Hepimiz aynı durumdayız.
Türkiye’de şu günlerde tek bir mutlu insan yoktur, eminim.
Kısa vadede bu şiddet ve terör iklimi bitmeyecek, hepimiz bunun da farkındayız.
Peki bununla yaşamak mümkün mü ?
Olan hep gidene oluyor, bir de ateş düşen o evlere, anne baba yüreklerine…
Dün cenazede “fakiriz biz, öldürmeyin artık bizi” diye bağırıyordu bir şehit eşi.
O kadını, Berkay’ın babasının “benim oğlum şehit olmadı, katledildi benim oğlum” haykırışını duyup, ertesi sabah nasıl işimize gücümüze gideceğiz ?
Her gün, yeni bir patlamayı, hain bir saldırıyı düşünerek nasıl devam edeceğiz ?
Çocuklarımıza bütün bu olup bitenleri nasıl anlatacağız, nasıl güvende olduklarını söyleyeceğiz… ?
Hayat nasıl devam edecek ?

* * *

Acı sınırını aştı artık yüreklerimiz.
Üstüne bir de “içimizdeki düşman” endişesi…
Kendimizi tedavi etmeye çalışmaktan başka çaremiz kalmadı.
Bir süredir “terörizm sonrası stres bozukluğu” üzerine makaleler okuyorum.
İçinden geçtiğim her duygunun dünyada milyonlarca insan tarafından paylaşıldığını öğrendim.
Terörizmle yaşayan toplumlarda en çok görülen reaksiyonlar şunlarmış :
Şok ve İnkar; “bu nasıl olabilir ?” duygusu.
Korku; “şimdi olduysa tekrar yaşanabilir ve herşey kontrolden çıkacak…” düşüncesi.
Üzüntü; hem de derin, çok derin bir üzüntü.
Çaresizlik; “kimse bunu önlemek için bir şey yapmıyor, benim elimden ne gelir ?” endişesi.
Suçluluk; “onlar öldü, ben hayatta kaldım…” hissi.
Öfke; inancınızı bile sorgulatan “Allah buna nasıl izin verdi ?” ya da “iktidar bunu nasıl önleyemez ?” düşüncesi.
Utanç; özellikle korkularınız ya da çaresizliğinizle ilgili duyduğunuz utanç.
Rahatlama; “iyi ki ben ölmedim, yaşamaya devam edebilirim, en kötüsü oldu, artık yeni bir saldırı olmaz” fikri.

* * *

Bütün bu duygular toplumsal düzeyde de bazı davranışları tetikliyor, bize benzemeye duyulan nefret, ırkçılık, fanatizm hızla yükseliyor.
Bu reaksiyonların “siyasi” olarak da bir sonucu var, toplumlar korku altında “çok istemeseler bile, tanıdık olana oy veriyorlar.”
Çünkü korku, insanlarda “belli alışkanlıkları sürdürme, rutini devam ettirme” güdüsünü güçlendiriyor.
Mesela boşanmayı düşünen bir çift “çocuklarımı göremem, aç kalırım” gibi korkularla mutsuz da olsa bir arada kalmaya devam ediyor.
Buna benzer biçimde toplumlar da “bunca tehlike ortasında var olan iktidarla devam etmek en doğrusu” diye düşünüyor…
Terör, tuhaf bir biçimde, yıkmak istediği iktidara yarıyor.

* * *

Okuduğum çalışmalarda terör süreçlerindeki post travmatik stres bozukluğuyla baş etmek için öneriler de var.
Bazılarını paylaşmak isterim :
- Acılarınızı ve öfkenizi yaşayın, duygularınıza engel olmayın.
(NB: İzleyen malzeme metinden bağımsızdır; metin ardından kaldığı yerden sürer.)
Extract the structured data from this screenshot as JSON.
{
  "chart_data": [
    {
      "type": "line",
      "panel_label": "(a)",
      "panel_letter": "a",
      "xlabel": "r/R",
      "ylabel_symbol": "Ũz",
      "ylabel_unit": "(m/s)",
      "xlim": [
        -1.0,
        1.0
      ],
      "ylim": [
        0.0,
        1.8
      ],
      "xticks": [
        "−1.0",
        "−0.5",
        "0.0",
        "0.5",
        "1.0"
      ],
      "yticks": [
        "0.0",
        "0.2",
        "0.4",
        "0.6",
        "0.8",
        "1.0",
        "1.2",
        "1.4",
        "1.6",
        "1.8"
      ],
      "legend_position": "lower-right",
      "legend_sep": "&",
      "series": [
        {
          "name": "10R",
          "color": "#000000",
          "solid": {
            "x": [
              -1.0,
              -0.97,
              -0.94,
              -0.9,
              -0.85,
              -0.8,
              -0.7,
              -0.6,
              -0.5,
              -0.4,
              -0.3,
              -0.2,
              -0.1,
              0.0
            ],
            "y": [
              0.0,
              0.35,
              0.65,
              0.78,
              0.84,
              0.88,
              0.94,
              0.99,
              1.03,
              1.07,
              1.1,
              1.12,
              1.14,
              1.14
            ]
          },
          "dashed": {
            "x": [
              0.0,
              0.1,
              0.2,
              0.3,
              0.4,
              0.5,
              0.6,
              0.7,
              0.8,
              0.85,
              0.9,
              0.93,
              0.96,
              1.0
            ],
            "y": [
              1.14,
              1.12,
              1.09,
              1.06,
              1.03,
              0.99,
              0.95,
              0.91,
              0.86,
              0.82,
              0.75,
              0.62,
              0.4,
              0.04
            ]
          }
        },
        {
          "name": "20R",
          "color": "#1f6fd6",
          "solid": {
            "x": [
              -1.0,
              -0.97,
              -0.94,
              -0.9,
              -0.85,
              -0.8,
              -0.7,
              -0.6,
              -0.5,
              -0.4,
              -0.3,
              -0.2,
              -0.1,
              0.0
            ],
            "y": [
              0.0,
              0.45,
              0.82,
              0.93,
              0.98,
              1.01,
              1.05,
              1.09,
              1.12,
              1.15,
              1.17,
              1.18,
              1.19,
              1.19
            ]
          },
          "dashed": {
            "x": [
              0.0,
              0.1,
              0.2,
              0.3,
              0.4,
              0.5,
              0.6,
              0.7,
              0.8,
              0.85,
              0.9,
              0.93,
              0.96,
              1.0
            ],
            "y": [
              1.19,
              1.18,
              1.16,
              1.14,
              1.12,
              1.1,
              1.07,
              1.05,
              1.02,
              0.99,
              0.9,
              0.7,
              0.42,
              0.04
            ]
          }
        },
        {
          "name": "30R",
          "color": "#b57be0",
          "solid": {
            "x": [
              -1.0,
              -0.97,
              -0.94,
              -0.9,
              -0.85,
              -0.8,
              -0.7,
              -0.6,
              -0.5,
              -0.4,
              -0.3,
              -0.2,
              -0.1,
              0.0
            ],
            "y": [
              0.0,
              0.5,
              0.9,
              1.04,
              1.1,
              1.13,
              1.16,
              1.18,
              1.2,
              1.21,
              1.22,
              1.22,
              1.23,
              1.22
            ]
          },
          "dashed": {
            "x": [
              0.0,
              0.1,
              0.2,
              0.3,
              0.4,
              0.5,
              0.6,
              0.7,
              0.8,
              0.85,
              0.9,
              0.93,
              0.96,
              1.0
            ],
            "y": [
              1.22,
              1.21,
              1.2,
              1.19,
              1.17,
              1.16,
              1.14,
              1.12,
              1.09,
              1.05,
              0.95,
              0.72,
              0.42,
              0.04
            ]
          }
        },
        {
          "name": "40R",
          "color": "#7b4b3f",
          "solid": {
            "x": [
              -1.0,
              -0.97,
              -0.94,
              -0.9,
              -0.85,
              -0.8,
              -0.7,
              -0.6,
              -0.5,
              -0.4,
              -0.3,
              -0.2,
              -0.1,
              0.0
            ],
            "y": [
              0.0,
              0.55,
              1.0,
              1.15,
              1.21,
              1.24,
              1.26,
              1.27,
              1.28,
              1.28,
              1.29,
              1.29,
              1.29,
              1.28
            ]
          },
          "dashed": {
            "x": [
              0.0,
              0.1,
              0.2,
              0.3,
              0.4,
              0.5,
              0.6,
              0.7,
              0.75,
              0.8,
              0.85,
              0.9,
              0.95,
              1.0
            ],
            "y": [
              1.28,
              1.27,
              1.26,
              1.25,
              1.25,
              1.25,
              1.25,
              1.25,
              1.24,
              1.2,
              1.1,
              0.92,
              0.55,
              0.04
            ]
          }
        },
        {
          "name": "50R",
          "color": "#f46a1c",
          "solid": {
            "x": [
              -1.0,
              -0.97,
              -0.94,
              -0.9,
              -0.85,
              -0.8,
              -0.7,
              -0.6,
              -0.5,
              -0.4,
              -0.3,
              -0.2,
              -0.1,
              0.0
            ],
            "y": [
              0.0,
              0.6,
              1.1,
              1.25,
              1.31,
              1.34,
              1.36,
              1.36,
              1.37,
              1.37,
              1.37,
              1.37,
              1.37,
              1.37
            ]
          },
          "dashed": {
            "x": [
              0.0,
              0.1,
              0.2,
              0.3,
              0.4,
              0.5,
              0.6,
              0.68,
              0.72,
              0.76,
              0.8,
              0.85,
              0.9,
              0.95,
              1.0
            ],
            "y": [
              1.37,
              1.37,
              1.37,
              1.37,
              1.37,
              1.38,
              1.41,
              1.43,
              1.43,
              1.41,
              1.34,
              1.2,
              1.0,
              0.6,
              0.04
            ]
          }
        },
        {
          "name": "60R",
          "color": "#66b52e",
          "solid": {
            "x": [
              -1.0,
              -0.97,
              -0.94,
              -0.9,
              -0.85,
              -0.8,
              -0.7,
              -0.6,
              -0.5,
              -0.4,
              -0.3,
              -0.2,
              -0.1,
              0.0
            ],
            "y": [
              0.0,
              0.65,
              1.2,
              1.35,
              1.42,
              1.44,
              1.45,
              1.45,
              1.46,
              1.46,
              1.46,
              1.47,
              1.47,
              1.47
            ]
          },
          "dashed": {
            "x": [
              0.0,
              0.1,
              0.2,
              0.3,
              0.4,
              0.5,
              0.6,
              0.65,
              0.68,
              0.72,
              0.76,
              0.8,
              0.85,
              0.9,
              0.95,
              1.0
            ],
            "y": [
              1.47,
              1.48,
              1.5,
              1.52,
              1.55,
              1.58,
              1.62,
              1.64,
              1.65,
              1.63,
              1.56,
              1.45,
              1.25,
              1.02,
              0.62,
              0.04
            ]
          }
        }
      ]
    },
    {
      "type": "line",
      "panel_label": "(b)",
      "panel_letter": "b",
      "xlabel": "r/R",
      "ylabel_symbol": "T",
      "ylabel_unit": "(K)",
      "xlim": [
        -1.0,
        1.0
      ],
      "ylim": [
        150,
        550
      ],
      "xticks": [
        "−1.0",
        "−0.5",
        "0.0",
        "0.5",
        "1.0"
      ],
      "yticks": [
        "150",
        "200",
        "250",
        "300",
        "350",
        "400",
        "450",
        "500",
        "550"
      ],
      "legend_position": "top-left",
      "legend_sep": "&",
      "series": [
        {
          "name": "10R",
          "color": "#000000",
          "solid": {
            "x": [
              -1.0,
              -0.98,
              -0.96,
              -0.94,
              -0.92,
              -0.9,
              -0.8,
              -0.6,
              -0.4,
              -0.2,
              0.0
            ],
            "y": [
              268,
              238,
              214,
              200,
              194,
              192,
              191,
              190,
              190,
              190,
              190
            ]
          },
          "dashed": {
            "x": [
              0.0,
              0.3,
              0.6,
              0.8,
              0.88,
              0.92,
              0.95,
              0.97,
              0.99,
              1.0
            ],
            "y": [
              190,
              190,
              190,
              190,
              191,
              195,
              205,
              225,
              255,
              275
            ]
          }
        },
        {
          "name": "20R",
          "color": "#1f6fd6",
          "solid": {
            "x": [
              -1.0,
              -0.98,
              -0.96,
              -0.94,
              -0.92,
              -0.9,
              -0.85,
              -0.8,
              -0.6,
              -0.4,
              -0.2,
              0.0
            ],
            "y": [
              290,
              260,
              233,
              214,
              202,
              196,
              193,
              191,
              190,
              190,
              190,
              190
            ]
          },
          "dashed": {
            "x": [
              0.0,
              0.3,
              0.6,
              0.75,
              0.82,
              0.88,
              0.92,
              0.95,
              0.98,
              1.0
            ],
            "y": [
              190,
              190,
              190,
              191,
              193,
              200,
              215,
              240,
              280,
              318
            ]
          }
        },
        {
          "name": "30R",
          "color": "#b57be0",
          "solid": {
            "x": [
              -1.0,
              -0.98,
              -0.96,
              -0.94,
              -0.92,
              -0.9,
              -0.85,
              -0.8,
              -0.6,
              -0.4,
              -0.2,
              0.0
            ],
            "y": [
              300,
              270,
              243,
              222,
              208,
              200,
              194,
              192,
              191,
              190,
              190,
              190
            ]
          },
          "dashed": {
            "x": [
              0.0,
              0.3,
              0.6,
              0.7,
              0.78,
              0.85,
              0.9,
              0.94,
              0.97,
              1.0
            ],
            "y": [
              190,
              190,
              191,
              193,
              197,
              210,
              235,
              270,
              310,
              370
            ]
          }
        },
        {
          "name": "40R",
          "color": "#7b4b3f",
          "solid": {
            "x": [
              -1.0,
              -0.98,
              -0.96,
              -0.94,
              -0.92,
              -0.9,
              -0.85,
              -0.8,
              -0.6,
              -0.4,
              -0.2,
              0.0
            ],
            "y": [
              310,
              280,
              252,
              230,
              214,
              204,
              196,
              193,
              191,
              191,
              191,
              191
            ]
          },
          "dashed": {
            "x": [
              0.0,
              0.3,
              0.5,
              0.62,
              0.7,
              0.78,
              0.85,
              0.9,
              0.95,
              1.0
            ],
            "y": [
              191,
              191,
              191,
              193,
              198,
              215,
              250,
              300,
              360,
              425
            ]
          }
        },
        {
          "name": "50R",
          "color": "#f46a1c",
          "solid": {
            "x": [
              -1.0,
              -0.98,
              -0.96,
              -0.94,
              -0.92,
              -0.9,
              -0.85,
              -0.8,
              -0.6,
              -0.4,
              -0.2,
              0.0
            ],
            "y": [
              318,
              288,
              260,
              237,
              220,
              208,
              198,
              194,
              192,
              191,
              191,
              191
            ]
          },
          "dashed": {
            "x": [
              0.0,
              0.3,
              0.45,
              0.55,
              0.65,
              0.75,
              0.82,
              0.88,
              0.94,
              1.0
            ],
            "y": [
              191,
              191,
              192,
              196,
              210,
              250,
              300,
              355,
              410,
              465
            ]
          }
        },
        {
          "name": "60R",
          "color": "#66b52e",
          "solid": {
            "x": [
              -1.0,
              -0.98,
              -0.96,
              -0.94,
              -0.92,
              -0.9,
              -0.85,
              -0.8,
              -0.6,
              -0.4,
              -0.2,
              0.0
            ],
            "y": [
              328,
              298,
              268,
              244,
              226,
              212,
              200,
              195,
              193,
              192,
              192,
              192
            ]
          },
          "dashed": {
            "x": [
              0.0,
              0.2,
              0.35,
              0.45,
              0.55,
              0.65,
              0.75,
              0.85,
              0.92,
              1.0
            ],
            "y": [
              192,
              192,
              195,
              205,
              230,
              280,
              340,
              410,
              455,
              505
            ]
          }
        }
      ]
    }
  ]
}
Ağlayın, yakınlarınızla dertleşin.
- TV ve haber izlemeyin. Bu sadece çaresizlik hissinizi derinleştirir.
- Yaşamı yavaşlatın.
- Mutlaka hareket edin. En iyisi açık havada yürümek.
- Çocuklarınızın sorularına sakince ama doğruları söyleyerek yanıt verin. Herşeyi anlatmayın, anlattığınız herşey gerçek olsun.
- Başkalarına yardım edin. Kendinizi iyi ve huzurlu hissetmenin en değerli yolu, başkaları için bir şey yapabildiğinizi görmek.
- Sorunlardan kaçmayın, gerekirse yardım isteyin. Çözebildiğiniz her sorunla, içinizdeki güven duygusu da artacak.